Inner Amenability Of Locally Compact Quantum Groups
Mohammad Reza Ghanei
- Department of Mathematical Sciences, Isfahan University of Technology, Isfahan 84156-83111, Iran
- Department of Mathematical Sciences, Isfahan University of Technology, 84156-83111 , Isfahan, Iran
- School of Mathematics, Institute for Research in Fundamental Sciences (IPM), P.O. Box 19395-5746, Tehran, Iran
Abstract
We initiate a study of inner amenability for a locally compact quantum group G in the sense of Kustermans–Vaes. We show that all amenable and co-amenable locally compact quantum groups are inner amenable. We then show that inner amenability of G is equivalent to the existence of certain functionals associated to characters on L1(G). For co-amenable locally compact quantum groups, we introduce and study strict inner amenability and its relation to the extension of the co-unit ϵ from C0(G) to L∞(G).
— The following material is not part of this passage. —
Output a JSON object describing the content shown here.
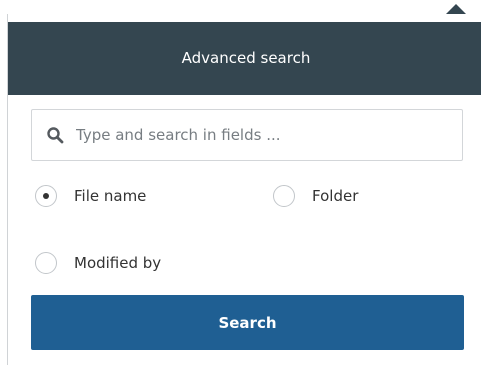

We then obtain a number of equivalent statements describing strict inner amenability of G and the existence of certain means on subspaces of L∞(G) such as LUC(G), RUC(G) and UC(G). Finally, we offer a characterization of strict inner amenability in terms of a fixed point property for L1(G)-modules.
Keywords: Banach module; inner amenability; inner fixed point; locally compact quantum group; mixed identity; strict inner amenability
AMSC: 43A07, 46H25, 46L65, 46L89